Planning and Plotting
When planning a vacation, planet Earth offers a
myriad of options, but when selecting an ultimate destination, most people would
select a penultimate travel destinations: Paris, Disneyland,
the Grand Canyon. Yet the jewel in my
empty-nest crown revolved around a spectacular vacation, ninety percent of
which became secondary to the ultimate destination. As I began planning my latest expedition, one
that my boss entitled my “Fuck The World” vacation, I spent a ridiculously
short amount of time evaluating where I would voyage. And then I added additional locations that
most travelers would find at the top of their itinerary: Death Valley, the
Great Salt Lake, Yosemite; all beautiful, of course, but none of which were my priority.

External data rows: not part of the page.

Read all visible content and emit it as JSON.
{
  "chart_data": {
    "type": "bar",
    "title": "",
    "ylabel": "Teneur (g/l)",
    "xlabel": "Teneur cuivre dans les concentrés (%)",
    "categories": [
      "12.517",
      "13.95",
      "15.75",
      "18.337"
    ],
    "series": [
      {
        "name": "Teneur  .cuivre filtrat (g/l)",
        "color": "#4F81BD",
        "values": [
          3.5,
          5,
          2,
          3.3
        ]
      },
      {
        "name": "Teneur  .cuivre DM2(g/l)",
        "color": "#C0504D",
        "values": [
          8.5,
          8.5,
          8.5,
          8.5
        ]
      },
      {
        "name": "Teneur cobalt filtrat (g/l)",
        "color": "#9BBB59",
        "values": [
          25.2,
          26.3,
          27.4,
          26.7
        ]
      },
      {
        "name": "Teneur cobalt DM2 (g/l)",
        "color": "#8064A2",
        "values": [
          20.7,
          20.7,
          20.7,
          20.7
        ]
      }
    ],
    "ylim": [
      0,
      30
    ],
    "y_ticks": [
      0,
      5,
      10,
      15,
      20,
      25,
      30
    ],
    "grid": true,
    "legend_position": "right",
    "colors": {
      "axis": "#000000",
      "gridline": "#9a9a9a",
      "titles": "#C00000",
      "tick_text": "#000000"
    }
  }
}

I wanted to find the ideal location for my work of fiction that had been tumbling about in my brain for the past decade. Over a plate of sushi and teriyaki, my friend recommended I succumb to my darkening world and embrace the midlife crisis hovering in my baffles. While sitting in silence later that night contemplating the vastness of locations to which I could plot my escape, the perfect place for my vacation became the future site of my protagonist’s climax. I mapped out a route through some of the most
remote roads in America – northern Nevada, eastern California, northeastern
Utah. I wanted to drive The Loneliest Road in America, I
wanted to see the buffalo on Antelope Island, cross
Donner Pass, and get away from everything remotely related to tourism,
familiarity, and people. I made my vacation my own work of fiction. The key elements of my story (plot, theme,
characters, conflict, and setting) become the purpose for my exodus: I began
with the setting.
Pull Over
Looking at my beloved atlas (see “Traveling With
Boys,” November 2011), I plot the general area in which I feel my main character
would travel. From there, I began
planning the peripheral expeditions which others might consider primary
destinations. I book a B&B on the western
shore after circumnavigating Lake Tahoe. I spend an artful
night in Yosemite Valley, outside the majestic waterfalls (a destination at
which I arrives having just missing the closing of Tioga Pass by less than
forty-eight hours due to an early-season snowfall). I reach Donner Pass, likewise covered in multiple inches of snow, dining on a more mild diet
of cheese sticks and breakfast bars. I descend
thousands of feet to sea level to Stovepipe Wells in the core of Death Valley
National Park. Yet in this crib of
spectacular natural vistas, I seek a location so secluded, so distant, so
ignored by the world that an author finds both inspiration and desolation. I stop along US Highway 93 in the Steptoe
Valley where signs warn of lengthy durations without petrol services and I find
the cubbies, the coves, and the open caverns where I can allow my character to
escape unnoticed in the Humboldt-Toiyabe National Forest.
I pull off the road and spend nearly thirty
minutes capturing the scene on celluloid.
Dirty cliffs, sage brush cover, nooks in which an entire vehicle might
steal away unnoticed create the perfect ambiance for my character. For all the beautiful sights I witness over
six full days, from the granite cliffs to the layered canyons, to the monstrous,
towering creatures of the Mariposa Grove, these desolate, hidden crevices entice
and enthrall me. Few trees stand in the
distance. Even the wild mustangs avoid
these hills bordering the dry, salt flats of western Utah. More plant life than a moonscape, while
slightly less fragrant than springtime jasmine, the brown, barren environment summons me and serves as the pinnacle of my escape. Perhaps it becomes fitting that the Idiot
Tree (see “The Idiot Tree” from December 2011) stands just ahead around a few
mild curves in the road. I’m in my
favorite corner of the world and I am enveloped in inspiration, and here the story begins.